Antika mı dersin nostalji mi yoksa şimdilerdeki popüler adıyla vintage mı? .. fark etmez aslında.. ben bunların hiç birini diyemiyorum.. müziklerin filmlerin yapım/çekim yılları yok benim için.. benim için dinlediğim yıl var.. izlediğim yıl var.. o zamanlardaki ben var.. yanımda olanlar, yaşadıklarım.. gözümü kapattığımda beliren kareler var.. zamansız olarak nitelendirdiğim aslında zamanın kendisi var..


                                                                                                                              'High Fidelity'

Bir de geçenlerde yarım bıraktığım bi filmi bugün bitirmem var.. aslında tüm bunları söylememe sebep kendi kendine konuşan bi John Cusack var.. High Fidelity’den bahsediyorum (harika çevirisi(!): Sensiz Olmaz).. kafası karışmış bir adam var.. bir de bir dükkan dolusu müzik..

dipnot*: film 2000 yapımıymış.. benim için 90lar.. sanırım zamanlama konusunda bi 10yıl geriden gidiyorum..

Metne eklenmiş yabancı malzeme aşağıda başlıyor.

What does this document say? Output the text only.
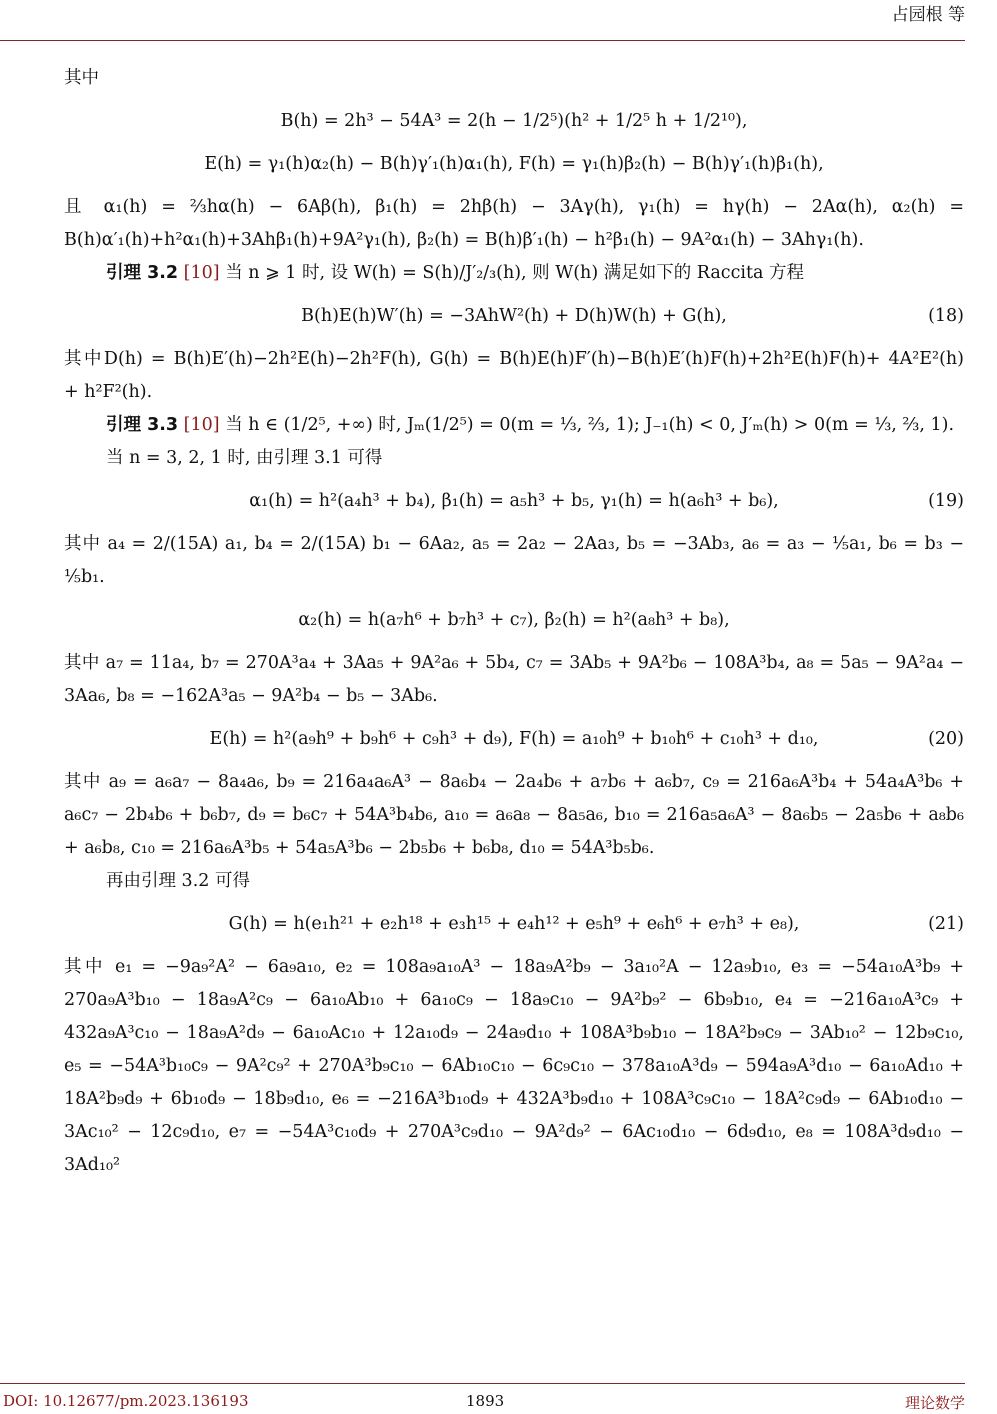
占园根 等

其中

B(h) = 2h³ − 54A³ = 2(h − 1/2⁵)(h² + 1/2⁵ h + 1/2¹⁰),
E(h) = γ₁(h)α₂(h) − B(h)γ′₁(h)α₁(h), F(h) = γ₁(h)β₂(h) − B(h)γ′₁(h)β₁(h),

且 α₁(h) = ⅔hα(h) − 6Aβ(h), β₁(h) = 2hβ(h) − 3Aγ(h), γ₁(h) = hγ(h) − 2Aα(h), α₂(h) = B(h)α′₁(h)+h²α₁(h)+3Ahβ₁(h)+9A²γ₁(h), β₂(h) = B(h)β′₁(h) − h²β₁(h) − 9A²α₁(h) − 3Ahγ₁(h).

引理 3.2 [10] 当 n ⩾ 1 时, 设 W(h) = S(h)/J′₂/₃(h), 则 W(h) 满足如下的 Raccita 方程

B(h)E(h)W′(h) = −3AhW²(h) + D(h)W(h) + G(h),	(18)

其中D(h) = B(h)E′(h)−2h²E(h)−2h²F(h), G(h) = B(h)E(h)F′(h)−B(h)E′(h)F(h)+2h²E(h)F(h)+ 4A²E²(h) + h²F²(h).

引理 3.3 [10] 当 h ∈ (1/2⁵, +∞) 时, Jₘ(1/2⁵) = 0(m = ⅓, ⅔, 1); J₋₁(h) < 0, J′ₘ(h) > 0(m = ⅓, ⅔, 1).

当 n = 3, 2, 1 时, 由引理 3.1 可得

α₁(h) = h²(a₄h³ + b₄), β₁(h) = a₅h³ + b₅, γ₁(h) = h(a₆h³ + b₆),	(19)

其中 a₄ = 2/(15A) a₁, b₄ = 2/(15A) b₁ − 6Aa₂, a₅ = 2a₂ − 2Aa₃, b₅ = −3Ab₃, a₆ = a₃ − ⅕a₁, b₆ = b₃ − ⅕b₁.

α₂(h) = h(a₇h⁶ + b₇h³ + c₇), β₂(h) = h²(a₈h³ + b₈),

其中 a₇ = 11a₄, b₇ = 270A³a₄ + 3Aa₅ + 9A²a₆ + 5b₄, c₇ = 3Ab₅ + 9A²b₆ − 108A³b₄, a₈ = 5a₅ − 9A²a₄ − 3Aa₆, b₈ = −162A³a₅ − 9A²b₄ − b₅ − 3Ab₆.

E(h) = h²(a₉h⁹ + b₉h⁶ + c₉h³ + d₉), F(h) = a₁₀h⁹ + b₁₀h⁶ + c₁₀h³ + d₁₀,	(20)

其中 a₉ = a₆a₇ − 8a₄a₆, b₉ = 216a₄a₆A³ − 8a₆b₄ − 2a₄b₆ + a₇b₆ + a₆b₇, c₉ = 216a₆A³b₄ + 54a₄A³b₆ + a₆c₇ − 2b₄b₆ + b₆b₇, d₉ = b₆c₇ + 54A³b₄b₆, a₁₀ = a₆a₈ − 8a₅a₆, b₁₀ = 216a₅a₆A³ − 8a₆b₅ − 2a₅b₆ + a₈b₆ + a₆b₈, c₁₀ = 216a₆A³b₅ + 54a₅A³b₆ − 2b₅b₆ + b₆b₈, d₁₀ = 54A³b₅b₆.

再由引理 3.2 可得

G(h) = h(e₁h²¹ + e₂h¹⁸ + e₃h¹⁵ + e₄h¹² + e₅h⁹ + e₆h⁶ + e₇h³ + e₈),	(21)

其中 e₁ = −9a₉²A² − 6a₉a₁₀, e₂ = 108a₉a₁₀A³ − 18a₉A²b₉ − 3a₁₀²A − 12a₉b₁₀, e₃ = −54a₁₀A³b₉ + 270a₉A³b₁₀ − 18a₉A²c₉ − 6a₁₀Ab₁₀ + 6a₁₀c₉ − 18a₉c₁₀ − 9A²b₉² − 6b₉b₁₀, e₄ = −216a₁₀A³c₉ + 432a₉A³c₁₀ − 18a₉A²d₉ − 6a₁₀Ac₁₀ + 12a₁₀d₉ − 24a₉d₁₀ + 108A³b₉b₁₀ − 18A²b₉c₉ − 3Ab₁₀² − 12b₉c₁₀, e₅ = −54A³b₁₀c₉ − 9A²c₉² + 270A³b₉c₁₀ − 6Ab₁₀c₁₀ − 6c₉c₁₀ − 378a₁₀A³d₉ − 594a₉A³d₁₀ − 6a₁₀Ad₁₀ + 18A²b₉d₉ + 6b₁₀d₉ − 18b₉d₁₀, e₆ = −216A³b₁₀d₉ + 432A³b₉d₁₀ + 108A³c₉c₁₀ − 18A²c₉d₉ − 6Ab₁₀d₁₀ − 3Ac₁₀² − 12c₉d₁₀, e₇ = −54A³c₁₀d₉ + 270A³c₉d₁₀ − 9A²d₉² − 6Ac₁₀d₁₀ − 6d₉d₁₀, e₈ = 108A³d₉d₁₀ − 3Ad₁₀²

DOI: 10.12677/pm.2023.136193	1893	理论数学
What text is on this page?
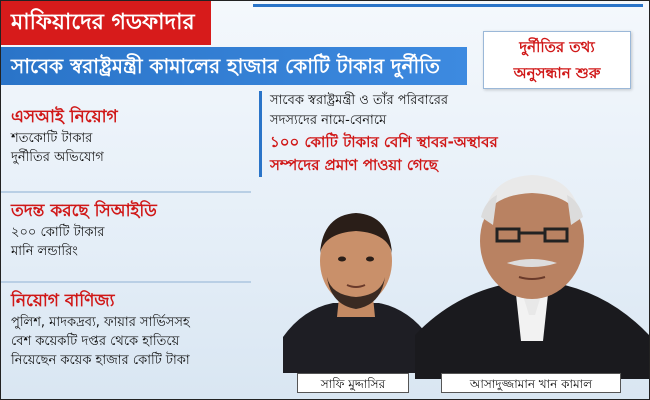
মাফিয়াদের গডফাদার
সাবেক স্বরাষ্ট্রমন্ত্রী কামালের হাজার কোটি টাকার দুর্নীতি
দুর্নীতির তথ্য
অনুসন্ধান শুরু
এসআই নিয়োগ
শতকোটি টাকার
দুর্নীতির অভিযোগ
তদন্ত করছে সিআইডি
২০০ কোটি টাকার
মানি লন্ডারিং
নিয়োগ বাণিজ্য
পুলিশ, মাদকদ্রব্য, ফায়ার সার্ভিসসহ
বেশ কয়েকটি দপ্তর থেকে হাতিয়ে
নিয়েছেন কয়েক হাজার কোটি টাকা
সাবেক স্বরাষ্ট্রমন্ত্রী ও তাঁর পরিবারের
সদস্যদের নামে-বেনামে
১০০ কোটি টাকার বেশি স্থাবর-অস্থাবর
সম্পদের প্রমাণ পাওয়া গেছে
সাফি মুদ্দাসির	আসাদুজ্জামান খান কামাল
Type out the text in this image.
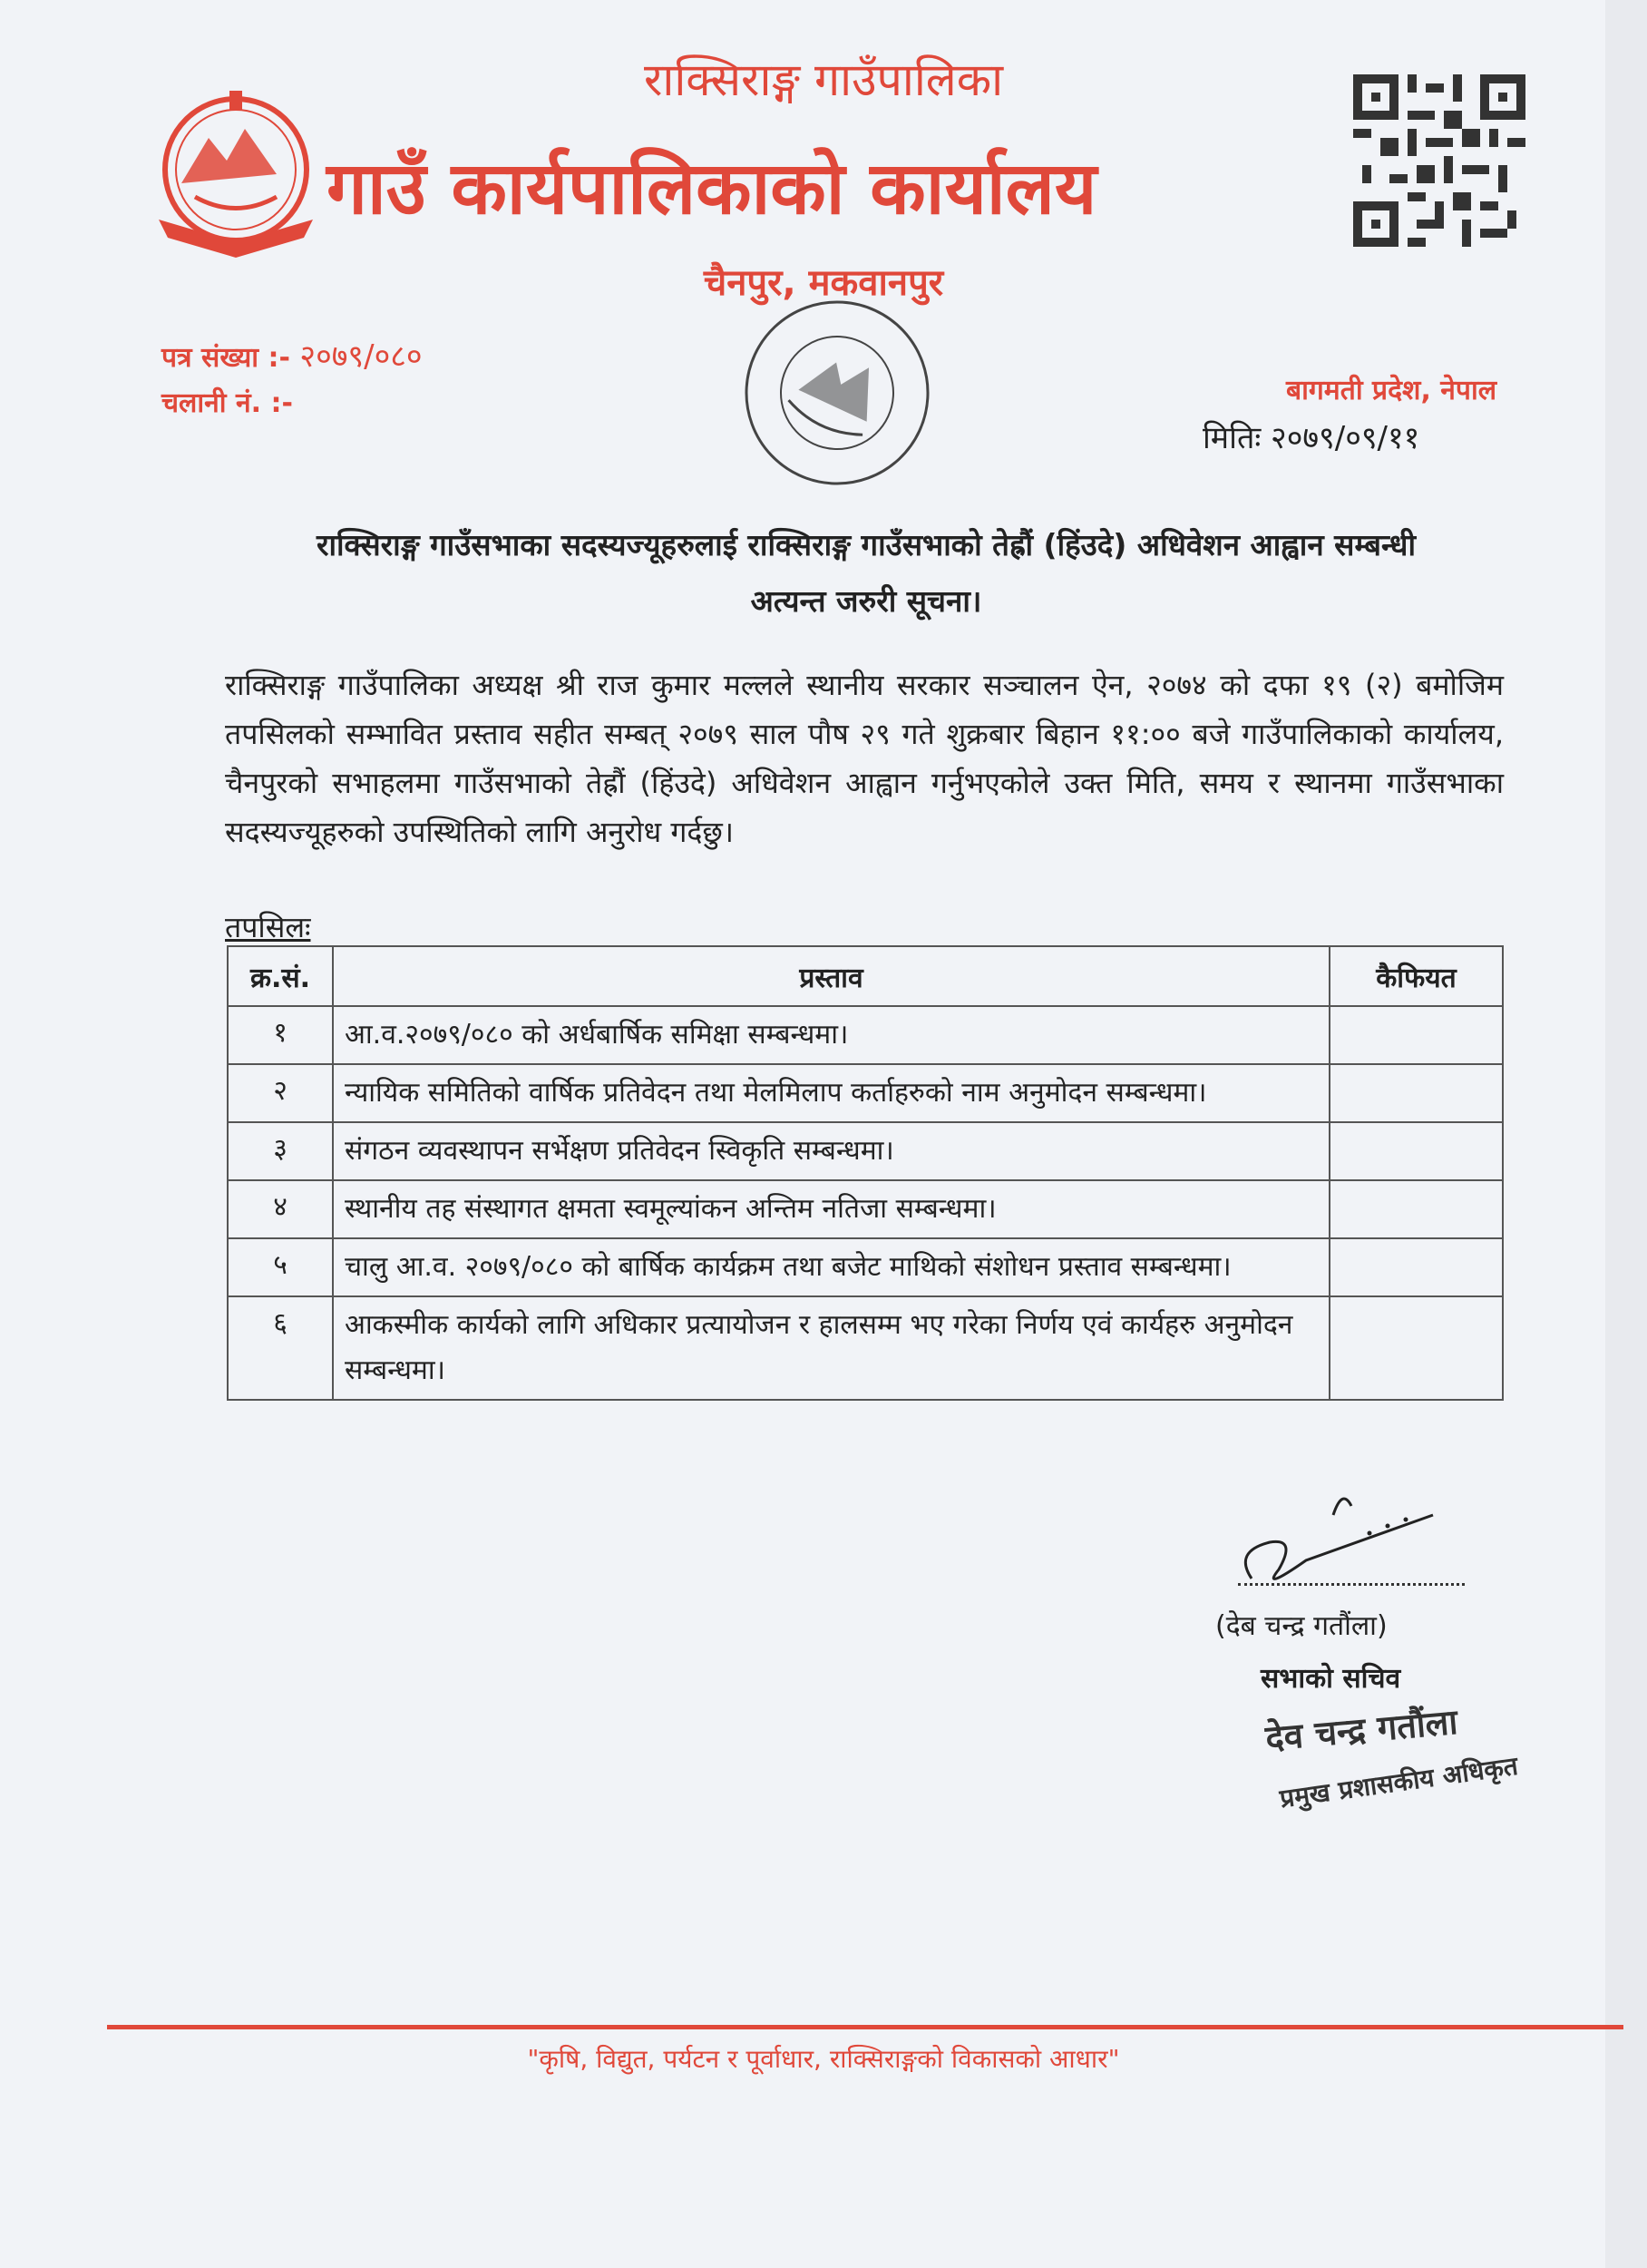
राक्सिराङ्ग गाउँपालिका
गाउँ कार्यपालिकाको कार्यालय
चैनपुर, मकवानपुर
पत्र संख्या :- २०७९/०८०
चलानी नं. :-	बागमती प्रदेश, नेपाल
मितिः २०७९/०९/११
राक्सिराङ्ग गाउँसभाका सदस्यज्यूहरुलाई राक्सिराङ्ग गाउँसभाको तेह्रौं (हिंउदे) अधिवेशन आह्वान सम्बन्धी
अत्यन्त जरुरी सूचना।
राक्सिराङ्ग गाउँपालिका अध्यक्ष श्री राज कुमार मल्लले स्थानीय सरकार सञ्चालन ऐन, २०७४ को दफा १९ (२) बमोजिम तपसिलको सम्भावित प्रस्ताव सहीत सम्बत् २०७९ साल पौष २९ गते शुक्रबार बिहान ११:०० बजे गाउँपालिकाको कार्यालय, चैनपुरको सभाहलमा गाउँसभाको तेह्रौं (हिंउदे) अधिवेशन आह्वान गर्नुभएकोले उक्त मिति, समय र स्थानमा गाउँसभाका सदस्यज्यूहरुको उपस्थितिको लागि अनुरोध गर्दछु।
तपसिलः
क्र.सं.	प्रस्ताव	कैफियत
१	आ.व.२०७९/०८० को अर्धबार्षिक समिक्षा सम्बन्धमा।	
२	न्यायिक समितिको वार्षिक प्रतिवेदन तथा मेलमिलाप कर्ताहरुको नाम अनुमोदन सम्बन्धमा।	
३	संगठन व्यवस्थापन सर्भेक्षण प्रतिवेदन स्विकृति सम्बन्धमा।	
४	स्थानीय तह संस्थागत क्षमता स्वमूल्यांकन अन्तिम नतिजा सम्बन्धमा।	
५	चालु आ.व. २०७९/०८० को बार्षिक कार्यक्रम तथा बजेट माथिको संशोधन प्रस्ताव सम्बन्धमा।	
६	आकस्मीक कार्यको लागि अधिकार प्रत्यायोजन र हालसम्म भए गरेका निर्णय एवं कार्यहरु अनुमोदन सम्बन्धमा।	
(देब चन्द्र गतौंला)
सभाको सचिव
देव चन्द्र गतौंला
प्रमुख प्रशासकीय अधिकृत
"कृषि, विद्युत, पर्यटन र पूर्वाधार, राक्सिराङ्गको विकासको आधार"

dipnot**: o kadar çok müzik var ki.. seçmek çok zor ama.. film bitince akılda kalan ilk müziktir senin için esas olan.. benim esasımsa bu: tıktık^^

E.

10.3.13

… bahanesidir şiirin

Bir şiir uğruna yol almış hayaller var, rota bulmuş hayatlar var.. hayat amacı, hedef aracı olarak görenler var. Aslında bir sürü bahanemiz var,  birkaç dize yazabilmek uğruna..

Hepimiz hayatımızın bi kıyısında şiirimsi nidalarla seslenmişizdir bir yerlere.. bir yerlere işlemişizdir kurşun kalemle o cüce halinden yücelttiğimiz dev hisleri.. Söyleyemediklerimiz yazıyla can bulur.. işte tam da bunu keşfedenler bir çeşit şairdir benim gözümde.

Bi Orhan Veli var mesela benim için.. bi Cemal Süreya, bi Edip Cansever var.. bazen Atilla İlhan var başucumdan hafif hafif mırıldayan.. benim kendimce kahramanlarım onlar.. dile getiremediklerimi şak diye ortaya döken onlar.. benden daha güzel beni anlatanlar.. tek bir cümleyle bile beni olduğum yerde bırakıp, düşünceler deryasına dalmama neden olanlar..

O kahramanların yarattıklarıyla büyüyorum ben..


                                                                                                                           'Kelebeğin Rüyası'

Yılmaz Erdoğan sayesinde öğrendim Rüştü Onur ve Muzaffer Tayyip Uslu’yu.. bi şiir uğruna bi hayal uğruna intihardan farksız iki ölümü.. bi uykusu çok tatlı olan kelebeğin öyküsünü dinledik.. meğerse o kelebeğin rüyası'ymış her şey.. 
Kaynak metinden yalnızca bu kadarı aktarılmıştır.